Nulla è più difficile da cambiare di un'idea che ha funzionato in passato o che ci sembra la più razionale. Il metodo Design Thinking, introdotto come strumento di supporto all’innovazione, si è spesso trasformato in un rito visivo più che in una pratica trasformativa. Cosa succede se al processo aggiungiamo AI generative? 

La AI può diventare un partner co-creativo potente. La sua forza non sta solo nella rapidità e capacità di gestire grandi quantità di input, ma nella differenza strutturata del suo sguardo, Dove l’occhio umano tende a riconoscere pattern familiari, l'AI è capace, quando ben addestrata e alimentata, di esplorare il bordo della incoerenza. Non pensa meglio, semplicemente non pensa come noi. L’AI può forzare la nostra attenzione su idee in apparenza marginali, eccentriche, controdeduttive. Ad esempio, chiedere ad un modello di generare 50 usi paradossali di un oggetto può portare ad intuizioni radicali; in questa fase, la quantità può diventare qualità. Inoltre, l'AI ci costringe a scrivere prompt, e quindi ad esplicitare, smontare, riformulare continuamente il nostro pensiero. Infine l’AI può generare scenari, micro video, interfacce a bassa fedeltà, utili per sottoporre a test idee anche con persone reali. 
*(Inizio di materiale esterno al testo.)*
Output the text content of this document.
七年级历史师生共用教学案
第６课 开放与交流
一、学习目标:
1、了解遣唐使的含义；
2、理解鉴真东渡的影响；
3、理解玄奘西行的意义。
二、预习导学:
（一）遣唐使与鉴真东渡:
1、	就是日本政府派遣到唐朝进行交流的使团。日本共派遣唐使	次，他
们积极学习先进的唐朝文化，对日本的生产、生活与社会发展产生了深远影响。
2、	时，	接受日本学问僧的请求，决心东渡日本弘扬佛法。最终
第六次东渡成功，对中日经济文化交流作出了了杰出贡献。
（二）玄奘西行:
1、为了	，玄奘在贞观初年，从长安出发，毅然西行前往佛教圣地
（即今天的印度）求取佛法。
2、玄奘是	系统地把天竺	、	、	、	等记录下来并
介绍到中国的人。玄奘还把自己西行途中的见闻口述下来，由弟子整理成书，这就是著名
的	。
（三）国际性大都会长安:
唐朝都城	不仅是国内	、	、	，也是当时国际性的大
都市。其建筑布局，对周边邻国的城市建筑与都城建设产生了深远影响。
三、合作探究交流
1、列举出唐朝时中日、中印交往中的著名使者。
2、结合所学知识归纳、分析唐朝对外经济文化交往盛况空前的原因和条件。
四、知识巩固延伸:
La creatività umana non richiede solo autenticità, è il frutto di desideri, motivazioni, ideali, intenzionalità. In un certo senso è un'espressione della nostra coscienza. Gli attuali sistemi di AI sono privi di queste proprietà. 

Il raggiungimento futuro del livello cinque della scala di valutazione potrebbe finire per avere un impatto rilevante sugli esseri umani. I sistemi di AI dotati di piena capacità di azione e intenzionalità potrebbero infatti produrre risultati che si discostano dal controllo umano diretto. Ciò potrebbe a sua volta, almeno potenzialmente, portare alla sostituzione degli esseri umani in determinate attività creative, con forti implicazioni sociali. Inoltre, tali sistemi avrebbero potenzialmente anche la piena paternità sui propri output, con significative ripercussioni sulle problematiche relative ai diritti di autore.